Sunday, July 30, 2017
Is Trump's usefulness finished?
Is Cheeto Mussolini no longer of any use to Putin? With the presence of his agents in the highest offices of the land, how much more use can a blustering, bullying failure be?
Your geopolitical nemesis is suffering a political meltdown and says you’re partly to blame. Angry legislators have slapped you with new sanctions, which their president says he will sign. What’s a resurgent autocracy to do?No doubt Putin will tap dance on Donny's head in the months ahead. Without a functioning State Dept. and agents inside and outside of government who is there to stop him? Some golf playing old moron who can't repeal Obamacare with majorities in both Houses of Congress?
In Moscow, it’s time for some game theory.
Regardless of whether the Kremlin believes its own denials of interfering in the 2016 elections, there is one undeniable truth: Russia is now Washington’s greatest political foe. Understanding that President Trump is “tied hand and foot,” as one foreign policy hawk here put it, Moscow is weighing options for retaliation.
After a dalliance on the Trump train, Russia is once again channeling the ruthless realism that drives its political id, and embracing its role as antihero.
“Okay, you think we’re bad guys, we’re going to be bad guys, and we’ll see whether you like it or not,” said Konstantin Eggert, a television political commentator, describing the Kremlin thinking.
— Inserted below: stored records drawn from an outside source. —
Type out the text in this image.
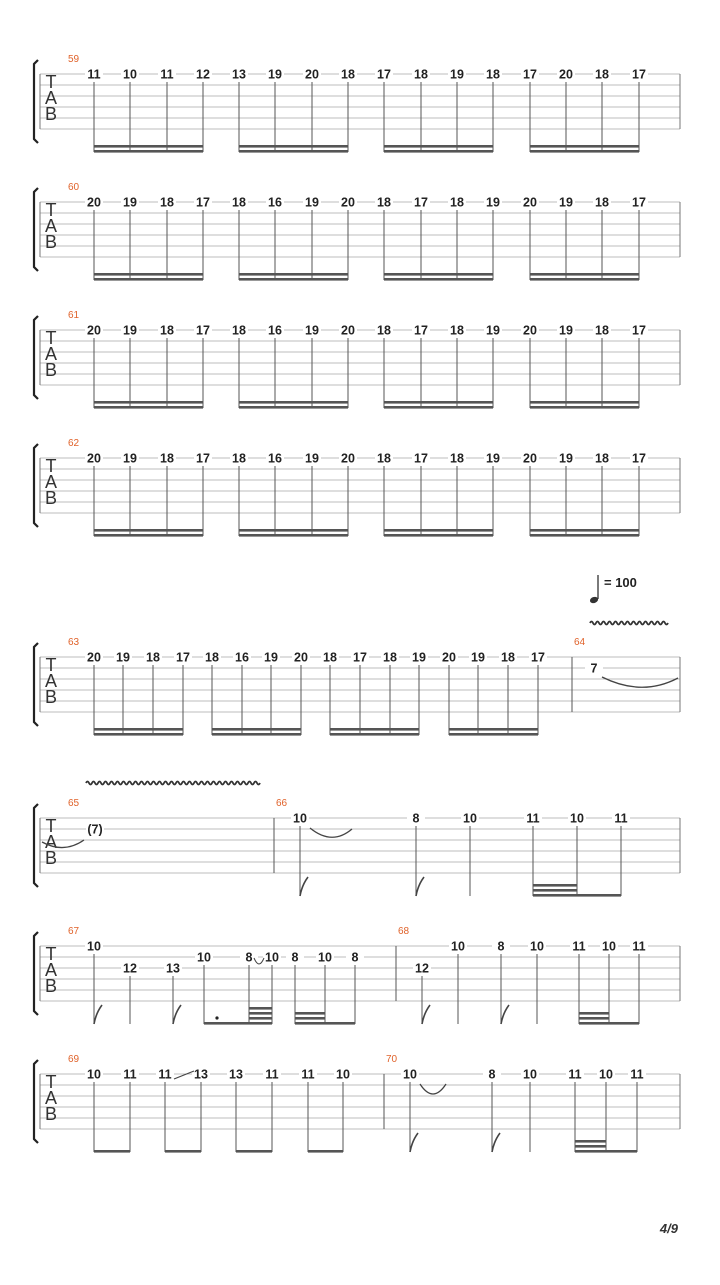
T
A
B
59
11 10 11 12 13 19 20 18 17 18 19 18 17 20 18 17
T
A
B
60
20 19 18 17 18 16 19 20 18 17 18 19 20 19 18 17
T
A
B
61
20 19 18 17 18 16 19 20 18 17 18 19 20 19 18 17
T
A
B
62
20 19 18 17 18 16 19 20 18 17 18 19 20 19 18 17
T
A
B
63
20 19 18 17 18 16 19 20 18 17 18 19 20 19 18 17
64
7
T
A
B
65
(7)
66
10	8	10	11 10 11
T
A
B
67
10
12 13
10	8 10 8 10 8
68
12
10	8 10 11 10 11
T
A
B
69
10 11 11 13 13 11 11 10
70
10	8 10	11 10 11
= 100
4/9
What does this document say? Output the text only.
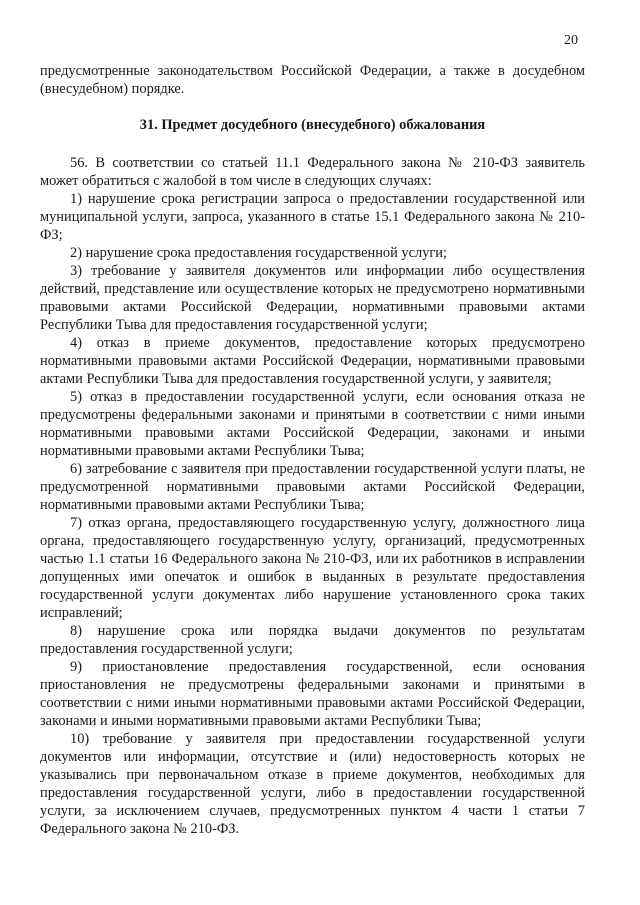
20

предусмотренные законодательством Российской Федерации, а также в досудебном (внесудебном) порядке.

31. Предмет досудебного (внесудебного) обжалования

56. В соответствии со статьей 11.1 Федерального закона № 210-ФЗ заявитель может обратиться с жалобой в том числе в следующих случаях:

1) нарушение срока регистрации запроса о предоставлении государственной или муниципальной услуги, запроса, указанного в статье 15.1 Федерального закона № 210-ФЗ;

2) нарушение срока предоставления государственной услуги;

3) требование у заявителя документов или информации либо осуществления действий, представление или осуществление которых не предусмотрено нормативными правовыми актами Российской Федерации, нормативными правовыми актами Республики Тыва для предоставления государственной услуги;

4) отказ в приеме документов, предоставление которых предусмотрено нормативными правовыми актами Российской Федерации, нормативными правовыми актами Республики Тыва для предоставления государственной услуги, у заявителя;

5) отказ в предоставлении государственной услуги, если основания отказа не предусмотрены федеральными законами и принятыми в соответствии с ними иными нормативными правовыми актами Российской Федерации, законами и иными нормативными правовыми актами Республики Тыва;

6) затребование с заявителя при предоставлении государственной услуги платы, не предусмотренной нормативными правовыми актами Российской Федерации, нормативными правовыми актами Республики Тыва;

7) отказ органа, предоставляющего государственную услугу, должностного лица органа, предоставляющего государственную услугу, организаций, предусмотренных частью 1.1 статьи 16 Федерального закона № 210-ФЗ, или их работников в исправлении допущенных ими опечаток и ошибок в выданных в результате предоставления государственной услуги документах либо нарушение установленного срока таких исправлений;

8) нарушение срока или порядка выдачи документов по результатам предоставления государственной услуги;

9) приостановление предоставления государственной, если основания приостановления не предусмотрены федеральными законами и принятыми в соответствии с ними иными нормативными правовыми актами Российской Федерации, законами и иными нормативными правовыми актами Республики Тыва;

10) требование у заявителя при предоставлении государственной услуги документов или информации, отсутствие и (или) недостоверность которых не указывались при первоначальном отказе в приеме документов, необходимых для предоставления государственной услуги, либо в предоставлении государственной услуги, за исключением случаев, предусмотренных пунктом 4 части 1 статьи 7 Федерального закона № 210-ФЗ.
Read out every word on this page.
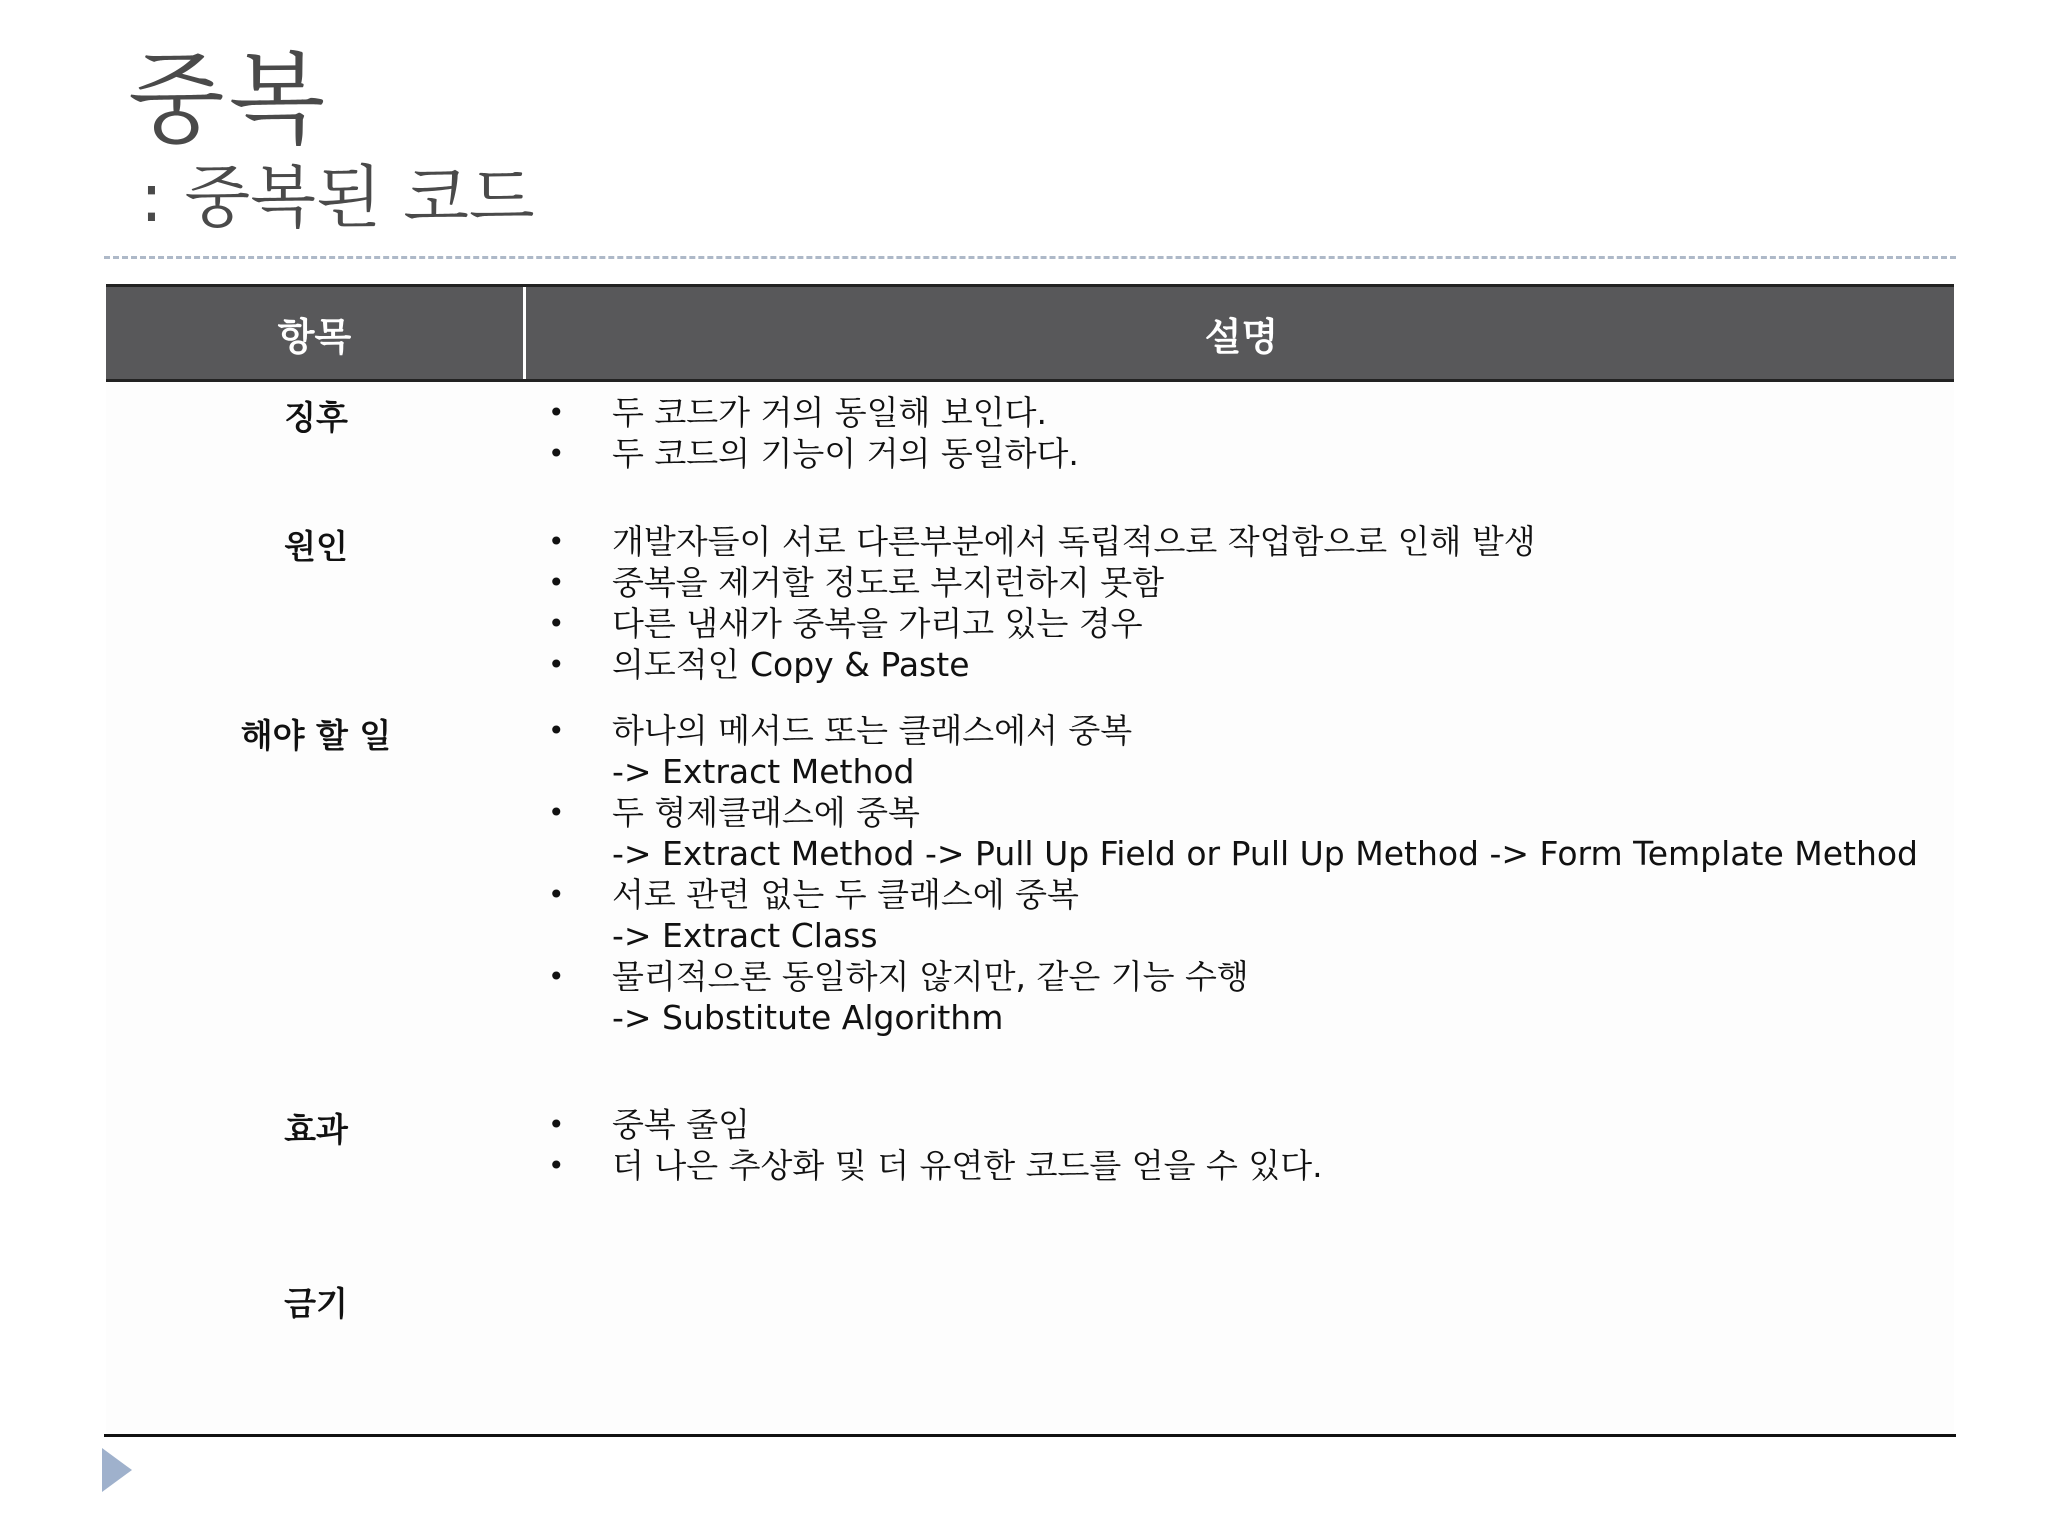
중복
: 중복된 코드
항목	설명
징후	• 두 코드가 거의 동일해 보인다.
• 두 코드의 기능이 거의 동일하다.
원인	• 개발자들이 서로 다른부분에서 독립적으로 작업함으로 인해 발생
• 중복을 제거할 정도로 부지런하지 못함
• 다른 냄새가 중복을 가리고 있는 경우
• 의도적인 Copy & Paste
해야 할 일	• 하나의 메서드 또는 클래스에서 중복
-> Extract Method
• 두 형제클래스에 중복
-> Extract Method -> Pull Up Field or Pull Up Method -> Form Template Method
• 서로 관련 없는 두 클래스에 중복
-> Extract Class
• 물리적으론 동일하지 않지만, 같은 기능 수행
-> Substitute Algorithm
효과	• 중복 줄임
• 더 나은 추상화 및 더 유연한 코드를 얻을 수 있다.
금기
Russia’s decision on Friday to expel dozens, perhaps hundreds, of American diplomats and other embassy staff marks the first salvo in retaliation to American sanctions that promises to be unpredictable and fraught with emotion. It is built on the frustrations of a Russian leader who perhaps thought that a Trump presidency could change everything, and then watched those hopes dissolve in scandal and recriminations.
The Russian establishment has been angry with the West before but rarely so filled with contempt. It is far worse than several years ago, when tensions rose to fever pitch over a pro-Western revolution in neighboring Ukraine, sold on Russian television as a nationalist uprising with echoes of fascism.
“No one was scared by the first [2014] sanctions, it was almost fun,” said Andrei Kolesnikov, a veteran member of Vladimir Putin’s press pool, who co-wrote a 2000 book of interviews with the Russian president and traveled with him to Finland recently. “Now there’s a sense among Russian officials that everything is very serious. And they’re all looking at Vladimir Putin to see what to do.”